A través del cristal, vio al señor Garrido, un hombre de aspecto severo y huraño, moviéndose frenéticamente por su sala. El hombre se tomaba la cabeza con desesperación, mirando hacia todos lados como si buscara una salida a un problema que él mismo había provocado. Leo, aunque aterrorizado, decidió que no podía apartar la mirada de aquella ventana.
2. El Secreto del Jardín
La curiosidad de Leo se transformó en puro terror al notar la ausencia de la esposa del vecino, quien solía estar siempre a esa hora leyendo junto a la ventana. «¿Por qué el vecino está tan nervioso? ¿Y dónde está su mujer?», murmuró Leo mientras seguía cada movimiento del hombre a través de la potente lente. De pronto, la escena cambió drásticamente hacia el patio trasero.
Garrido salió al jardín cargando una enorme bolsa negra que parecía pesar una tonelada y arrastraba con dificultad. Con una pala en mano, comenzó a cavar un agujero profundo bajo la luz tenue de los faroles, lanzando miradas paranoicas a su alrededor. «¿Ahora qué está haciendo? ¿Excavando?», pensó Leo, dándose cuenta de que estaba presenciando un acto criminal que debía ser denunciado de inmediato.
3. El Cazador Cazado
En un descuido fatal, el reflejo del lente del telescopio delató la posición de Leo desde su habitación. Garrido se detuvo en seco, levantó la mirada y fijó sus ojos llenos de odio directamente en la ventana del joven observador. «¡Oh no, me está viendo! ¡Estoy perdido!», exclamó Leo, retrocediendo con pánico mientras el telescopio quedaba apuntando al vacío.

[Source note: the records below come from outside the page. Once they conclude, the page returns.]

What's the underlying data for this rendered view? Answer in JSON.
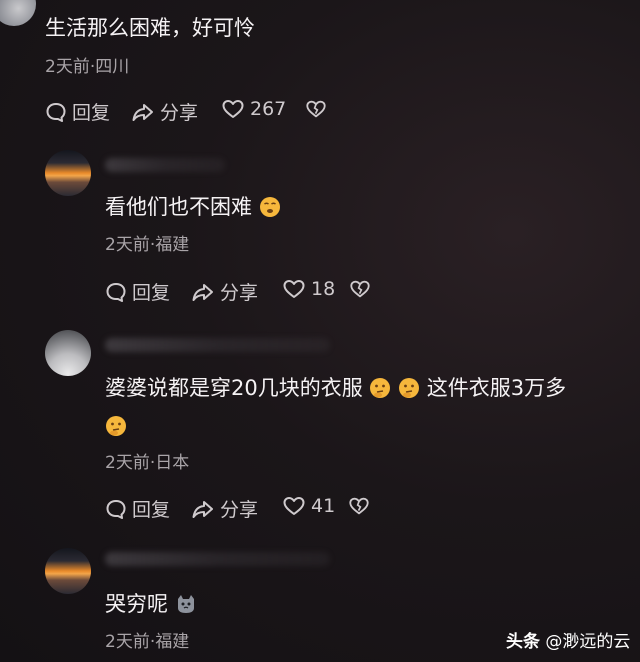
{
  "comments": [
    {
      "text": "生活那么困难，好可怜",
      "time": "2天前",
      "location": "四川",
      "reply_label": "回复",
      "share_label": "分享",
      "likes": "267",
      "avatar": "gray-orb"
    },
    {
      "text": "看他们也不困难",
      "emoji": "smirk-emoji",
      "time": "2天前",
      "location": "福建",
      "reply_label": "回复",
      "share_label": "分享",
      "likes": "18",
      "avatar": "sunset"
    },
    {
      "text_line1": "婆婆说都是穿20几块的衣服",
      "text_line1b": "这件衣服3万多",
      "emoji": "thinking-emoji",
      "time": "2天前",
      "location": "日本",
      "reply_label": "回复",
      "share_label": "分享",
      "likes": "41",
      "avatar": "person-photo"
    },
    {
      "text": "哭穷呢",
      "emoji": "cat-emoji",
      "time": "2天前",
      "location": "福建",
      "avatar": "sunset"
    }
  ],
  "separator": "·",
  "watermark": {
    "brand": "头条",
    "handle": "@渺远的云"
  },
  "colors": {
    "background": "#181418",
    "text": "#f5f2f4",
    "meta": "#a9a4a8"
  }
}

El vecino soltó la pala y, con un gesto amenazador, señaló a Leo antes de salir corriendo de su propiedad con intenciones violentas. «Ese hombre viene para acá y yo estoy solo en casa, ¿qué hago?», gritó Leo mientras escuchaba los pasos pesados de Garrido golpeando el pavimento de la calle, dirigiéndose directamente hacia su puerta principal para silenciar al testigo.
4. El Fin de la Impunidad
Garrido comenzó a golpear la puerta con una violencia brutal, gritando amenazas para intentar intimidar al joven y obligarlo a borrar cualquier evidencia. Sin embargo, Leo no se quedó paralizado por el miedo; usó su teléfono para grabar la escena del jardín a través del telescopio y envió las imágenes en tiempo real a la policía.

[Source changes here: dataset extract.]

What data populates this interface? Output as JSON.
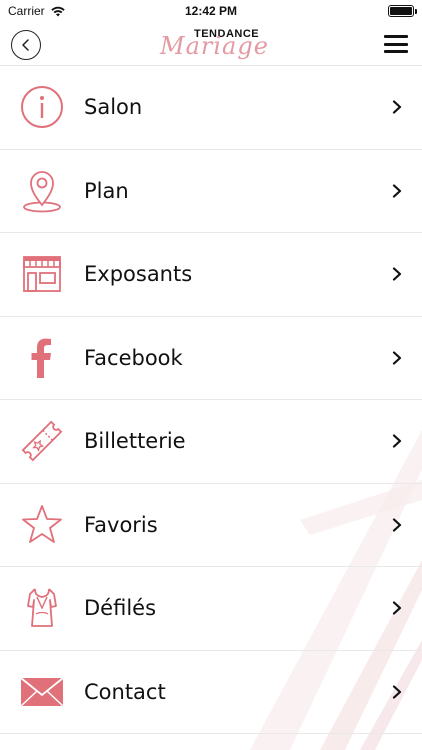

La patrulla llegó justo cuando Garrido lograba forzar la cerradura de la entrada, encontrándolo con las manos en la masa y una actitud agresiva. Los oficiales detuvieron al agresor antes de que pudiera ponerle una mano encima a Leo, mientras otro equipo de investigadores procedía a acordonar la casa del vecino para exhumar la bolsa negra del jardín.
5. La Recompensa del Justo
Dentro de la bolsa no había un cuerpo, sino millones de dólares en efectivo y joyas robadas de una red de estafas que Garrido lideraba en secreto. Además, la policía logró rescatar a su esposa, a quien mantenía encerrada en un búnker subterráneo para que no lo delatara. El señor Garrido fue condenado a cadena perpetua y todos sus bienes fueron confiscados por el estado.
Como recompensa por su valentía y por ayudar a desmantelar la organización criminal, el gobierno otorgó a Leo una herencia legal de los bienes incautados y una beca completa para estudiar en la mejor academia de ciencias del mundo. Leo pasó de ser un simple observador a un héroe local, asegurando su futuro y la paz de su vecindario para siempre.
Moraleja
La justicia siempre encuentra una forma de salir a la luz a través de los ojos de los justos, y aquellos que actúan con valentía frente a la maldad siempre recibirán del destino una recompensa mayor a la que jamás imaginaron.